Le bac en poche, elle fonce à Paris étudier le droit et la philosophie. A tout juste 21 ans, elle devient avocate et s’inscrit au barreau de Tunis. Gisèle Halimi est la première femme du pays à participer à un concours d’éloquence. Qu’elle remporte d’ailleurs haut la main avec un sujet pour le moins précurseur : “Le droit de supprimer la vie.”
En 1956, à l’Indépendance, Gisèle Halimi retourne vivre à Paris. Pour de bon. C’est ici qu’elle participera à plusieurs procès déterminants. A 33 ans, elle défend Djamila Boupacha, cette militante du FLN accusée d’avoir posé une bombe à Alger en 1959 et qui fut torturée et violée par des parachutistes français.
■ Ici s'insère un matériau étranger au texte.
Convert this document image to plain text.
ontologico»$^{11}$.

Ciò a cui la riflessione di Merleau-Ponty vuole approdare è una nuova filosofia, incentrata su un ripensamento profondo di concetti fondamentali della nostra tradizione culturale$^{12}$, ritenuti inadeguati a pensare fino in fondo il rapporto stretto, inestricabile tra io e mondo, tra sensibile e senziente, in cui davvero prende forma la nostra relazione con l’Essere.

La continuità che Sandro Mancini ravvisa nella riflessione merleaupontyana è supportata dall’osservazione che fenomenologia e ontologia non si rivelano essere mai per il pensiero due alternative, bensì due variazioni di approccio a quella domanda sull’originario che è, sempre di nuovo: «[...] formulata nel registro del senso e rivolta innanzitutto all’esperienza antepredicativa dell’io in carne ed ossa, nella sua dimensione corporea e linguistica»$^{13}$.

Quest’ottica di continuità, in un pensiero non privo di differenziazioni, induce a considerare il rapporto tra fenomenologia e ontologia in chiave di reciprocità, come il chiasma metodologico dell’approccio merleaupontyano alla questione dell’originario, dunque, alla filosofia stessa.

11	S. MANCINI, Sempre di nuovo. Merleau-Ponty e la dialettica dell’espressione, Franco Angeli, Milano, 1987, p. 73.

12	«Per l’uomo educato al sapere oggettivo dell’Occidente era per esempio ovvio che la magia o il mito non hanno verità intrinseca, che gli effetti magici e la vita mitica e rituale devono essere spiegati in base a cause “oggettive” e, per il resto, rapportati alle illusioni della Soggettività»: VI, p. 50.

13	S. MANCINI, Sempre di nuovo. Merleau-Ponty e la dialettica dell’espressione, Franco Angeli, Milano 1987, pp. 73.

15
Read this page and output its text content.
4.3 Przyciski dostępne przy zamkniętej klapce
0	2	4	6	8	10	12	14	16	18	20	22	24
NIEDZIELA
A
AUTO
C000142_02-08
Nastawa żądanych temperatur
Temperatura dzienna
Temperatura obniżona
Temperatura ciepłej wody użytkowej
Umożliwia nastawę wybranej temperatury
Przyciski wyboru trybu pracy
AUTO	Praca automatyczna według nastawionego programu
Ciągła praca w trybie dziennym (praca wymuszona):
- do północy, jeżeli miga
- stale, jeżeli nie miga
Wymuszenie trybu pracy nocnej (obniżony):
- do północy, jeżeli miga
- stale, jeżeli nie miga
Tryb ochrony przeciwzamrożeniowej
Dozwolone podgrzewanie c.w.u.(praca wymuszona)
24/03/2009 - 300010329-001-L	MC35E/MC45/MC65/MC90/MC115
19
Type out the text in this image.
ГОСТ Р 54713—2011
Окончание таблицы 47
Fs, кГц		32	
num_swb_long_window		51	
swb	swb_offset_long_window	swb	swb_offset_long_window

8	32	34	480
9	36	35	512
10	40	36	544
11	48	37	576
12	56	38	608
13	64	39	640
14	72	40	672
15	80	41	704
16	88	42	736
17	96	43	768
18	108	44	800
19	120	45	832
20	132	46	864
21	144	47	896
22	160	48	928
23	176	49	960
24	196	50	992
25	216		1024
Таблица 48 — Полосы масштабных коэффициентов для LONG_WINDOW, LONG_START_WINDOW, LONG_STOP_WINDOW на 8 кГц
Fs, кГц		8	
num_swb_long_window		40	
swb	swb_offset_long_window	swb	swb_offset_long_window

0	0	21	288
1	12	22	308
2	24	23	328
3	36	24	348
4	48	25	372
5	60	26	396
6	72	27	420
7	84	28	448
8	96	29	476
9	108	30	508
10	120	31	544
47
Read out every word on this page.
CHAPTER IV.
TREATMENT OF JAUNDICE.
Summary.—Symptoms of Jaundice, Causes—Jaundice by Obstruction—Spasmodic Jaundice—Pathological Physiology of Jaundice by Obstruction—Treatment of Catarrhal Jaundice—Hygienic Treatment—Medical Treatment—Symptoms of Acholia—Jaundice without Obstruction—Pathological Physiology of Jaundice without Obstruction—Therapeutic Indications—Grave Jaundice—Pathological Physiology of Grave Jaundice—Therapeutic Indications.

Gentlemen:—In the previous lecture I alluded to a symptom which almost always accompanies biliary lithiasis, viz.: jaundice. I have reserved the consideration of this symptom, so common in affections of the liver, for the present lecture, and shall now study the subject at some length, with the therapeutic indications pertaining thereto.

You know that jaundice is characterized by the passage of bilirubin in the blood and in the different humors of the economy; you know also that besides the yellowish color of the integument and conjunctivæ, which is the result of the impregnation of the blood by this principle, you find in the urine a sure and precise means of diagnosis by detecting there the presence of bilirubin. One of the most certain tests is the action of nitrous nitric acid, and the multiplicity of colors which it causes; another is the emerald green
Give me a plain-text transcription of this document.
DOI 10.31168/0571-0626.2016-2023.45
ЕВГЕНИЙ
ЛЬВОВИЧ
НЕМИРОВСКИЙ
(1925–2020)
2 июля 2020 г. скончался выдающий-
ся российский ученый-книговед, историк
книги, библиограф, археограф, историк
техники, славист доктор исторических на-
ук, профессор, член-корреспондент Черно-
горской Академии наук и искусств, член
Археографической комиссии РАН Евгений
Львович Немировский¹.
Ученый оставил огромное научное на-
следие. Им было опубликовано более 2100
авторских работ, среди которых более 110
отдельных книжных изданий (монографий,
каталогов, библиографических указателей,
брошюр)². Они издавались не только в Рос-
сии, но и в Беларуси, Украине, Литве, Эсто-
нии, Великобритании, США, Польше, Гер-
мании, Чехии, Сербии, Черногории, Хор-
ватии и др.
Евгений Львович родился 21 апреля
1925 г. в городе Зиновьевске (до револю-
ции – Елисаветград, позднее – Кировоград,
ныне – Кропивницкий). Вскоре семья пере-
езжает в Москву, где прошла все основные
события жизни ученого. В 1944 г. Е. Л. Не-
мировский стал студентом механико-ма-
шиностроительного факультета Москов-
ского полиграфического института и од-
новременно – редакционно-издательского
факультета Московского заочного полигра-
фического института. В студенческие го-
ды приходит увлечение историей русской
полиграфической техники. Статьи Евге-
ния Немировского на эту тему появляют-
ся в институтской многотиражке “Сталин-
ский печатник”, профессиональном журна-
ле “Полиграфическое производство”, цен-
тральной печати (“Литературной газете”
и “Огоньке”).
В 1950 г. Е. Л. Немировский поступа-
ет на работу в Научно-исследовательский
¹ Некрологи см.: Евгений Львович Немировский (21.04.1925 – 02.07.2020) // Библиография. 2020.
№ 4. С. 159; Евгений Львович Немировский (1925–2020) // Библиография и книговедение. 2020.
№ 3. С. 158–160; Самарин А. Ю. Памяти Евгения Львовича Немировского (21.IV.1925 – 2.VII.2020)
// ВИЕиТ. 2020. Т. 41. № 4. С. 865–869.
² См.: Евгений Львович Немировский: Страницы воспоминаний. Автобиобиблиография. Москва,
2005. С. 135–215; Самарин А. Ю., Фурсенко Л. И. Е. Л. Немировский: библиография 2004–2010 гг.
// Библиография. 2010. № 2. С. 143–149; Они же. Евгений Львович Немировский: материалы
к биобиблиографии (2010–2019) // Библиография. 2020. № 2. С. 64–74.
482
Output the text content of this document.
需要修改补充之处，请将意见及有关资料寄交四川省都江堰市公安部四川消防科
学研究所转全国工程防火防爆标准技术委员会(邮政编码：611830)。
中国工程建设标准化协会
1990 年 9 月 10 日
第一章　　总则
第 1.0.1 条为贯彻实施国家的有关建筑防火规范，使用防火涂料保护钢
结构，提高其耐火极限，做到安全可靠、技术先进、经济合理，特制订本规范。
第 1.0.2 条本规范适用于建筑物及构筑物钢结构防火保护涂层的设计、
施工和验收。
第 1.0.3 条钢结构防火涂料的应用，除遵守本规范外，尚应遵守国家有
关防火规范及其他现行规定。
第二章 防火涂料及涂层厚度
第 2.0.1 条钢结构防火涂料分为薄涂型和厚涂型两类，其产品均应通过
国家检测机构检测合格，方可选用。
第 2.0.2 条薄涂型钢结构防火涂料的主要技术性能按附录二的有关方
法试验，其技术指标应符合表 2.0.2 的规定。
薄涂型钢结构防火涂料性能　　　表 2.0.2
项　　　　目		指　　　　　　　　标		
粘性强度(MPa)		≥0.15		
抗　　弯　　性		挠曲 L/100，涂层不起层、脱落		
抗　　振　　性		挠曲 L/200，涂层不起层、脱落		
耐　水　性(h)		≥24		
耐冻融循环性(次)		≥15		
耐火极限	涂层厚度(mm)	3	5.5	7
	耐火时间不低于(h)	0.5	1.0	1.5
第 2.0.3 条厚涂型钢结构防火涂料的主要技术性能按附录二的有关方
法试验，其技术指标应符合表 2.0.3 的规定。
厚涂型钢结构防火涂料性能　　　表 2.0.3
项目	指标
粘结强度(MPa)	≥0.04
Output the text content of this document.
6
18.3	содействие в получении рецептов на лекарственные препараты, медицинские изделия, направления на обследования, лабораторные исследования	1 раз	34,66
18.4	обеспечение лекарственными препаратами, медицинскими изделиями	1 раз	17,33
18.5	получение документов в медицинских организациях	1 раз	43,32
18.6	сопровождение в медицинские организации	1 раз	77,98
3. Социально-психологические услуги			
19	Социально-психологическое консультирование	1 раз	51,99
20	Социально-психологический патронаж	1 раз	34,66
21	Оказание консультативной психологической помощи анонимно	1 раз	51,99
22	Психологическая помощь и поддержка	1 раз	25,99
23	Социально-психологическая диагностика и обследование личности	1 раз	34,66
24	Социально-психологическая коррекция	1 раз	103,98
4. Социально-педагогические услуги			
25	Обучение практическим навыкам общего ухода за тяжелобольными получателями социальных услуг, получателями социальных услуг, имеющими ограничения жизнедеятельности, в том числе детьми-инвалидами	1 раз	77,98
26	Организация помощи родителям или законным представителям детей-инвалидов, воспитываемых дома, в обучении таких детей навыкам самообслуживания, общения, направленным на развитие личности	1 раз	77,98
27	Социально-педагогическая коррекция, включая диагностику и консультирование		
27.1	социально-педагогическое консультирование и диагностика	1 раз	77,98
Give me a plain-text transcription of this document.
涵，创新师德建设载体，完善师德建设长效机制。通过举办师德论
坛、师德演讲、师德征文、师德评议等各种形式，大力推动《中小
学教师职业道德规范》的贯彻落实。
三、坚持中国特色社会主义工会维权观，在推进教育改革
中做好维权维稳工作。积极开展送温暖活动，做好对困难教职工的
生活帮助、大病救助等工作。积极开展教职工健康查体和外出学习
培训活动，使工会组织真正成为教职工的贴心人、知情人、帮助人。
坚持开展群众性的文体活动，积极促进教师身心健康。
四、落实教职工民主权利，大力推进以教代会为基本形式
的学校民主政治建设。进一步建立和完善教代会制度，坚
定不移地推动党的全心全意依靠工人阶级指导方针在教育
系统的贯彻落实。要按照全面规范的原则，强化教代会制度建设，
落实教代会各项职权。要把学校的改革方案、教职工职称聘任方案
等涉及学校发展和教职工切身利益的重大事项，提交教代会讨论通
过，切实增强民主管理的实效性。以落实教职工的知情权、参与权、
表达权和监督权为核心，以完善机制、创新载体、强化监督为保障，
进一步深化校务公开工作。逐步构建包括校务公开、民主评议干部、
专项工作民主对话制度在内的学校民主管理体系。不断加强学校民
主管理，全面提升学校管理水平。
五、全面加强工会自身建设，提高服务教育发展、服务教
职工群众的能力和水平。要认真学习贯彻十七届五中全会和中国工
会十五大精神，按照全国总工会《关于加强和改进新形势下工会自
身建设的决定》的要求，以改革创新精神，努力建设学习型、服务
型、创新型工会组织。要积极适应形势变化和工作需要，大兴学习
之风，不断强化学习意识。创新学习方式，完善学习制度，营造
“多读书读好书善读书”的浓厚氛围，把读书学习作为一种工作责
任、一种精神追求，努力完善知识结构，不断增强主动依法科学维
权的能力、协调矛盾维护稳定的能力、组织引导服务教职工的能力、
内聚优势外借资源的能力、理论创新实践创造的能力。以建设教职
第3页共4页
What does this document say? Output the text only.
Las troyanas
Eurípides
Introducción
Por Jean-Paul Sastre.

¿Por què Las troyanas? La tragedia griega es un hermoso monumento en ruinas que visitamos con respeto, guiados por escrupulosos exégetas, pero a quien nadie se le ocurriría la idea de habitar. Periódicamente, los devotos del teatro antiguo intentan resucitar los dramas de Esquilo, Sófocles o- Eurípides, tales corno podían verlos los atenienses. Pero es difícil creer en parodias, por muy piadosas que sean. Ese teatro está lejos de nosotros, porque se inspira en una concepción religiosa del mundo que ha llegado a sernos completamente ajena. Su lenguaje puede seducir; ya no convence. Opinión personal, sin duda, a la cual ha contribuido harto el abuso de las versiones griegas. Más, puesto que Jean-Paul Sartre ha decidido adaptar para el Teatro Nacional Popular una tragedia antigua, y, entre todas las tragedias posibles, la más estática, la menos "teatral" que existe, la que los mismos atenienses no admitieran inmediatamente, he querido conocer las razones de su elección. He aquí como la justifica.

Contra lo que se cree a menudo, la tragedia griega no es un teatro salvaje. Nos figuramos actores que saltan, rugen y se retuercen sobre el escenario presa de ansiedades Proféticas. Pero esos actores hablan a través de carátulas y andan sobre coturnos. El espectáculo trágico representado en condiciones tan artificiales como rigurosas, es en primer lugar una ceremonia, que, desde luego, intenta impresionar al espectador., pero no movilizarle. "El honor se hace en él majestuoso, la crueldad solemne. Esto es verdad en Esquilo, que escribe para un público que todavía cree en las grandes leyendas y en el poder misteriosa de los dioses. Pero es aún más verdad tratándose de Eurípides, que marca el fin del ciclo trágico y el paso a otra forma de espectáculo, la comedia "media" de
Le 2 juin 1960, son amie Simone de Beauvoir publie dans Le Monde la tribune “Pour Djamila Boupacha” dans laquelle elle décrit avec minutie les atrocités endurées par la jeune femme. Et martèle : “Il est temps de leur prouver que dans cette Algérie qu’ils disent française ils ne peuvent pas violer impunément les lois de la France.” Pour l’anecdote, Gisèle Halimi racontera plus tard comment, à l’époque, le rédacteur en chef adjoint du Monde avait censuré le mot “vagin” utilisé par de Beauvoir dans ce texte afin de décrire le viol de Djamila Boupacha par le goulot d’une bouteille. Quoi qu’il en soit, le procès a mobilisé l’opinion publique sur les exactions de l’armée française en Algérie.
“Nous ne voulons plus être des serves”
Puis vient le 8 novembre 1972, qui marque la fin du « Procès de Bobigny ». Gisèle Halimi l’a transformé avec détermination en une tribune pour la légalisation de l’avortement. Marie-Claire Chevalier, 17 ans, comparaît pour avoir avorté illégalement après un viol. Delphine Seyrig, Françoise Fabian, ou encore Michel Rocard témoignent à la barre, en soutien. Gisèle Halimi peut aussi compter sur le soutien de son association “Choisir la cause des femmes” créée peu de temps après la publication du Manifeste des 343. “Nous, les femmes, nous ne voulons plus être des serves”, tonne l’avocate. L’adolescente est acquittée. Le procès augure un tournant : les réflexions et les combats féministes sont désormais cristallisés autour d’un événement aussi politique que médiatique. Et les mentalités avancent…
“Je dis aux femmes trois choses : votre indépendance économique est la clé de votre libération. Ne laissez rien passer dans les gestes, le langage, les situations, qui attentent à votre dignité. Ne vous résignez jamais !”, déclarait encore l’année dernière Gisèle Halimi, dans une force de conviction toujours intacte.